Mohamed Abrini : « (silence) « Ecoutez. Pour moi l’islam c’est la direction à suivre. L’islam est la vraie direction à suivre. Je vous cite un verset du Coran ! Je pense que voilà, le messager de Dieu a été envoyé pour tout le monde. C’est le dernier des messagers. Après, chacun est libre de croire ou de ne pas croire mais c’est la voie à suivre… parce qu’ici c’est un test, après on meurt et ce qui est vraiment réel ça commence après ».

L’avocate : « et si on ne croit pas qu’est-ce qu’il se passe ? »

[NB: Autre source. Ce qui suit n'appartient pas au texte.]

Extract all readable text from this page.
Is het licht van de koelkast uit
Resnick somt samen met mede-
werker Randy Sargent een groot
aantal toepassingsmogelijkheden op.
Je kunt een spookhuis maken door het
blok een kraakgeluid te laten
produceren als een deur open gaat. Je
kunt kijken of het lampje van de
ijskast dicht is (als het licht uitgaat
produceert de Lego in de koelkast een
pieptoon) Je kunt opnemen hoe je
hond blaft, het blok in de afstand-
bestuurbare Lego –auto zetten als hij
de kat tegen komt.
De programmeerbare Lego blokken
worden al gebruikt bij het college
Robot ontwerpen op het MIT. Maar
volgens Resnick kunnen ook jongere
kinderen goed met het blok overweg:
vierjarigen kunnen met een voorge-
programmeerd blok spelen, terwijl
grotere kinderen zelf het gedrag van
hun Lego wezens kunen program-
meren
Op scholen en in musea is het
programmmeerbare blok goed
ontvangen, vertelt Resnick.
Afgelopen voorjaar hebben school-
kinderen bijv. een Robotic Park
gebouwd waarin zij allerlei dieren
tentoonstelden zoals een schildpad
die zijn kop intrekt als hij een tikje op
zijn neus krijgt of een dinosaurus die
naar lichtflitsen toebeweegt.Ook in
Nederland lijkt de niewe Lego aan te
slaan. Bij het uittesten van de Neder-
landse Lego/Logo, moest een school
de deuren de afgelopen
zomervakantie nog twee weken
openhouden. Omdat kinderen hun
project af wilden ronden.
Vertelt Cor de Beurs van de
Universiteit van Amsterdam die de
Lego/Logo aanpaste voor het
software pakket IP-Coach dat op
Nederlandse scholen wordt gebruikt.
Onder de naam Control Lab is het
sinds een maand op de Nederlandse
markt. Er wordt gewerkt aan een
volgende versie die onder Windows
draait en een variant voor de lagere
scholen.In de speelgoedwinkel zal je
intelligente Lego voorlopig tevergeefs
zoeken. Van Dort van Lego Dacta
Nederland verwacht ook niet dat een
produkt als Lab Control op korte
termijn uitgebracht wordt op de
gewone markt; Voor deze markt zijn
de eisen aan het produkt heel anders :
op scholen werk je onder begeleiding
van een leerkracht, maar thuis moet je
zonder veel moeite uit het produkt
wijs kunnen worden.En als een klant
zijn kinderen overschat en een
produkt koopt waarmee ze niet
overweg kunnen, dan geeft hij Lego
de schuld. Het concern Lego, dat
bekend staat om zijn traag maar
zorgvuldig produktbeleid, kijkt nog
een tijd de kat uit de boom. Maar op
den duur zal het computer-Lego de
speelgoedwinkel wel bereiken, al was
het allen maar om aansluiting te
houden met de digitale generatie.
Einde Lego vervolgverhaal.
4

Mohamed Abrini : « je vous réponds ce que l’islam dit : tous ceux qui tourneront le dos aux enseignements du messager de Dieu, certains iront en enfer et puis d’autres au paradis. Tous ceux qui croiront seront sauvés et puis … euh … voilà ! ».

 

Un autre avocat de parties civiles prend la suite : 

L’avocat : « est-ce que vous vous considérez comme un occidental ? »

Mohamed Abrini : « moi je suis né en Belgique … j’ai pas choisi ! Je me considère avant tout musulman. Je vous le dis par rapport à un récit prophétique… le prophète disait « chaque nouveau-né vient au monde musulman c’est ensuite ses parents qui le rendent juif, chrétien ou athée (…) J’ai pas fait le choix de naître en Belgique ».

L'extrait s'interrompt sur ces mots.